Dans la mouvance de l’économie collaborative
Au coeur de toute structure en jobsharing se trouve la notion de collaboration, sans quoi un partenariat ne peut fonctionner. Cette caractéristique particulière et d’autres spécificités du partage d’emploi permettent de la mettre en lien avec l’économie collaborative qui bouscule les règles traditionnelles des concepts de production et consommation depuis plusieurs années. L’économie collaborative (ou sharing economy) vise à produire de la valeur en commun en se fondant sur une nouvelle organisation du travail plus horizontale, la mise en commun d’espaces et l’organisation de citoyens-producteurs en réseaux ou communautés.
Définir l’économie partagée reste complexe tant que cette notion s’applique à une multitude de domaines. Les sites collaboratifs sur Internet permettent d’ores et déjà d’échanger temporairement des logements (ex. Airbnb), des trajets en voiture (ex. Carshare), des services gastronomiques à domicile (ex. Eatwith), de troquer des cours de formation (langues et autres) tout comme d’externaliser la garde des enfants (babysitting), d’échanger des commodités (outils pratiques et software) et même de lever des fonds chez des dizaines de petits investisseurs. Le fondement du partage d’emploi est également un partage de savoir et la juxtaposition d’expertises spécifiques permettent d’accroître la productivité.
Vrai besoin sociétal
Si l’on compare le jobsharing à l’économie collaborative, divers piliers semblables se retrouvent: le collaboratif et la mutualisation des moyens coexistent dans les deux concepts. Dans le contexte du jobsharing, l’unité de production (le poste de travail) est répartie entre deux ou plusieurs individus. Les produits qui en découlent sont souvent plus aboutis par l’échange et le transfert de savoir. Le pilier social ou la coopération entre membres permet une distribution plus efficace du capital humain au sein des entreprises. Le fait de partager un poste de travail signifie une réallocation à deux ou plusieurs personnes des salaires respectifs liés aux activités professionnelles d’un seul poste de travail. Il s’agirait ici d’une meilleure répartition des opportunités d’emplois. La durabilité du capital humain est l’un des aspects qui rejoint indirectement les effets de pérennité économique et sociétale de l’économie collaborative. Par le fonctionnement même du partage d’emploi, ce sont les individus au sein d’un jobsharing et les employeurs qui gagnent à long terme. Alors que les membres d’un partenariat accroissent leur qualité de vie par un meilleur partage entre vies professionnelle et privée, ils peaufinent en parallèle leurs connaissances au travers des échanges permanents à deux ou plus et accèdent à des postes plus stimulants tout en travaillant à temps partiel.
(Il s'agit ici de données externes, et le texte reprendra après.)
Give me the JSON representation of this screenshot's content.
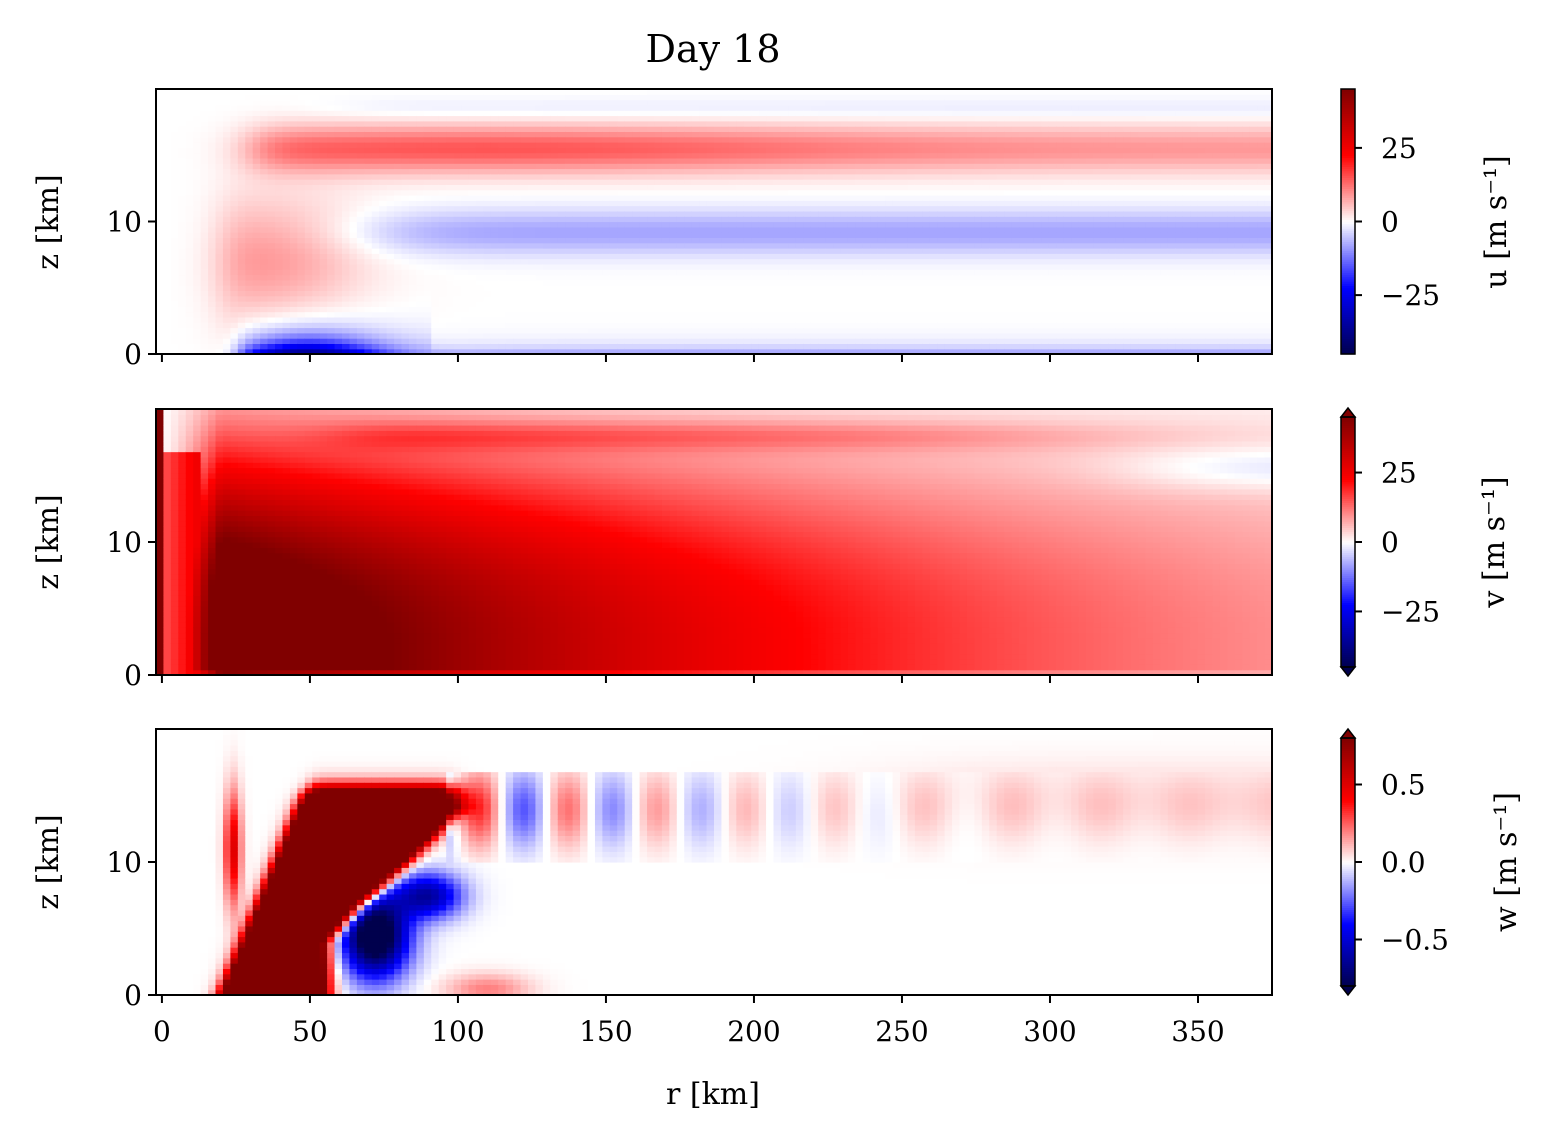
{
  "chart_data": {
    "type": "heatmap",
    "title": "Day 18",
    "xlabel": "r [km]",
    "x_range": [
      -2,
      375
    ],
    "x_ticks": [
      0,
      50,
      100,
      150,
      200,
      250,
      300,
      350
    ],
    "y_ticks": [
      0,
      10
    ],
    "colormap": "seismic",
    "panels": [
      {
        "variable": "u",
        "ylabel": "z [km]",
        "ylim": [
          0,
          20
        ],
        "colorbar_label": "u [m s⁻¹]",
        "colorbar_ticks": [
          -25,
          0,
          25
        ],
        "colorbar_tick_labels": [
          "−25",
          "0",
          "25"
        ],
        "vmin": -45,
        "vmax": 45,
        "extend": "neither",
        "features": [
          {
            "kind": "outflow",
            "r": [
              40,
              375
            ],
            "z": 15.5,
            "peak": 15
          },
          {
            "kind": "inflow",
            "r": [
              25,
              375
            ],
            "z": 0.8,
            "peak": -40
          },
          {
            "kind": "weak-inflow",
            "r": [
              70,
              375
            ],
            "z": 9,
            "peak": -8
          }
        ]
      },
      {
        "variable": "v",
        "ylabel": "z [km]",
        "ylim": [
          0,
          20
        ],
        "colorbar_label": "v [m s⁻¹]",
        "colorbar_ticks": [
          -25,
          0,
          25
        ],
        "colorbar_tick_labels": [
          "−25",
          "0",
          "25"
        ],
        "vmin": -45,
        "vmax": 45,
        "extend": "both",
        "features": [
          {
            "kind": "max-wind",
            "r": 45,
            "z": 3,
            "peak": 60
          }
        ]
      },
      {
        "variable": "w",
        "ylabel": "z [km]",
        "ylim": [
          0,
          20
        ],
        "colorbar_label": "w [m s⁻¹]",
        "colorbar_ticks": [
          -0.5,
          0.0,
          0.5
        ],
        "colorbar_tick_labels": [
          "−0.5",
          "0.0",
          "0.5"
        ],
        "vmin": -0.8,
        "vmax": 0.8,
        "extend": "both",
        "features": [
          {
            "kind": "eyewall-updraft",
            "r": [
              22,
              90
            ],
            "z": [
              0,
              16
            ],
            "peak": 1.5
          },
          {
            "kind": "downdraft",
            "r": 72,
            "z": 4,
            "peak": -1.0
          }
        ]
      }
    ]
  }
}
Plus que jamais, des réflexions sur les formes alternatives de travail sont nécessaires et répondent à un vrai besoin sociétal. Offrir davantage d’emplois en jobsharing rendra le marché du travail plus attractif et flexible, à la fois pour les jeunes professionnels, les hommes et femmes dynamiques et les seniors qui recherchent un meilleur équilibre professionnel et privé.
Irenka Krone- Germann et Anne de Chambrier, co-directrices, Association PTO.